Overview

Bioequivalence Study of Cyclosporine 100mg Capsule Under Fasting Condition

Status:
Completed

Trial end date:
2007-10-01

Target enrollment:
0

Participant gender:
Male

Summary

To demonstrate bioequivalence between Test Product (A):Cyclosporine Soft Gelatin Capsules Modified 100 mg manufactured by Panacea Biotec Ltd, India and the corresponding Reference Product (B):Neoral (Cyclosporine capsules,USP)Modified 100mg manufactured by Novartis Pharmaceuticals Corporation, New Jersey, in 36 healthy adult male subjects under fasting condition.

Phase:

N/A

Accepts Healthy Volunteers?

Accepts Healthy Volunteers

Details

Lead Sponsor:

Panacea Biotec Ltd

Treatments:

Cyclosporine
Cyclosporins

Criteria

Inclusion Criteria:

1. Male subjects in the range of 18 - 45 years of age.
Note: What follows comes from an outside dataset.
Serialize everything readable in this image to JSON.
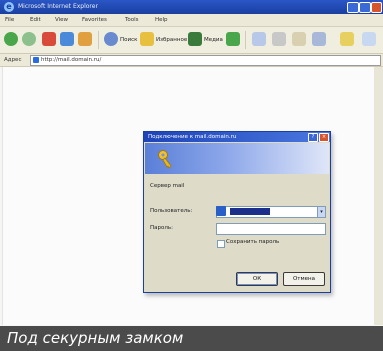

2. The healthy human subjects, whose body weight within ± 15% of ideal weight as related
to height and body frame according to Life Insurance Corporation (LIC) Chart (Appendix
A).

3. Subjects with normal findings as determined by baseline history, physical examination
and vital signs (blood pressure, pulse rate and body temperature).

4. Subjects with normal findings as determined by hematological tests, Serum Chemistry,
serological tests, urine analysis, ECG and X-ray (X-ray if taken).

5. Willingness to follow the protocol requirement as evidenced by written, informed
consent.

6. Agreeing to, not using any medication (either prescribed, OTC or alternate medicines),
including vitamins and minerals for 14 days prior to study and during the course of
the study.

7. No history or presence of significant alcoholism or drug abuse in the past one year.

8. Non-smokers, ex smokers and light smokers will be included. "Light smokers are defined
as someone smoking 10 cigarettes or less per day, ex smokers as someone who completely
stopped smoking for at least 3 months.

Exclusion Criteria:

1. Requiring medication for any ailment including enzyme-modifying drugs in the previous
28 days, before day one (1).

2. Any medical or surgical conditions, which might significantly interfere with the
functioning of gastrointestinal tract, blood-forming organs etc.

3. History of cardiovascular, renal, hepatic, ophthalmic, pulmonary, neurological,
metabolic or psychiatric diseases.

4. Subjects with history of recent myocardial infarction, cardiac arrhythmias, cardiac
failure and convulsions.

5. Participation in a clinical drug study or bioequivalence study 90 days prior to
present study.

6. History of malignancy or other serious diseases.

7. Refusal to abstain from food for at least ten (10.00) hours prior to drug
administration and for at least four (04.00) hours post dose.

8. Refusal to abstain from water for at least one (01.00) hour prior to study drug
administration on first day of each study period and for at least two (02.00) hours
post dose.

9. Any contraindication with blood sampling.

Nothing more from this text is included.